Rock bottom for Laurie came through a series of embarrassing moments – from getting into a drunken fight with a “really good friend” to making a “blackout phone call” to a man she was dating at the time. But it was when she found out her sister was pregnant that she decided it was time to turn her life around.
“And my sister was pregnant. It was this unborn baby, who is now my 6-year-old nephew, who was really the deciding factor for me because I never wanted this unborn baby to see me drunk. So I like to say that my nephew Robert saved my life,” Laurie said.
Her treatment included visiting a psychiatrist and a 12-step program.
“First, I went and saw a psychiatrist who specialized in addiction, and he said, ‘I can help you with this, but first you have to admit you actually have a problem,’” Laurie explained. “And for years and years I though, Oh, I have a little drinking problem. I am not an alcoholic. But once I said the word out loud, he said, ‘Ok, that’s the first step. Now you can get treatment.’ And I went into a 12-step program.”

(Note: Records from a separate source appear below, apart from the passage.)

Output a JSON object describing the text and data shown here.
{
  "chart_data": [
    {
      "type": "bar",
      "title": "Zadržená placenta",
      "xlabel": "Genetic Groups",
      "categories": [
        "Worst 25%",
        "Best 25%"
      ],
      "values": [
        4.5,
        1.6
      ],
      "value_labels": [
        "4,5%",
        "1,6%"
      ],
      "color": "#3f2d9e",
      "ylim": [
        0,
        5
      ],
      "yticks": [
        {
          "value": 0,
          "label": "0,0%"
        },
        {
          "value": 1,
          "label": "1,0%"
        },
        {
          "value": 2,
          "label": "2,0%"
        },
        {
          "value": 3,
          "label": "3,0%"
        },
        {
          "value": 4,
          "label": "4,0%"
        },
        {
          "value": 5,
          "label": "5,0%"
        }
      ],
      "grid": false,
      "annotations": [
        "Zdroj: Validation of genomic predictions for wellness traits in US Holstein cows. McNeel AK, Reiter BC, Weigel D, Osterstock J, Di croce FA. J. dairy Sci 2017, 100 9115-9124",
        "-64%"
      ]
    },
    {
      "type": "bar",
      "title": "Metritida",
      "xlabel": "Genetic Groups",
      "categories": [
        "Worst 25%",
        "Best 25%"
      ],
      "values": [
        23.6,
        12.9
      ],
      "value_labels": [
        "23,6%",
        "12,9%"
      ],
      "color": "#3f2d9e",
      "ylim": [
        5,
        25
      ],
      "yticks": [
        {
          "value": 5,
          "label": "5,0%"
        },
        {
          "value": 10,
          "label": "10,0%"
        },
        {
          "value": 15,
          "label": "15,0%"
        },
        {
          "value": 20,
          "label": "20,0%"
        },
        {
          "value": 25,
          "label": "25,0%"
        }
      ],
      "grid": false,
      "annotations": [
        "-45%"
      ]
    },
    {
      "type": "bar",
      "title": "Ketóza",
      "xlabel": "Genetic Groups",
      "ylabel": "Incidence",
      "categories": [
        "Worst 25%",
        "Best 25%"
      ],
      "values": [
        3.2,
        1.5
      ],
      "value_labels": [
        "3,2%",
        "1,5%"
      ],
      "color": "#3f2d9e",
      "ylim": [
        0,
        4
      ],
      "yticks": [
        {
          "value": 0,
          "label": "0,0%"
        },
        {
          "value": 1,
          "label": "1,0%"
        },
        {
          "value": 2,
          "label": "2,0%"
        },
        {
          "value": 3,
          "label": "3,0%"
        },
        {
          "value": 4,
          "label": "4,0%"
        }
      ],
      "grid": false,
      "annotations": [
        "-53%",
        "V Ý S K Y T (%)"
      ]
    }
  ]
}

Laurie has been sober since March 14, 2007. Her partner, Joe Schrank, is also in recovery and is the CEO of Rebound Brooklyn, an abstinence based recovery program. The two are parents to their foster son Andrew and Joe’s son Paolo.
“Thank you for talking about this because I think it takes a lot of guts,” Katie said. “If there is someone out there watching and they are hearing your story and they are think, I am a lot like Laurie was, what would you tell them?”
“Recovery is possible. It works,” Laurie said emphatically. “Help is out there, and hope is out there. You are not alone.”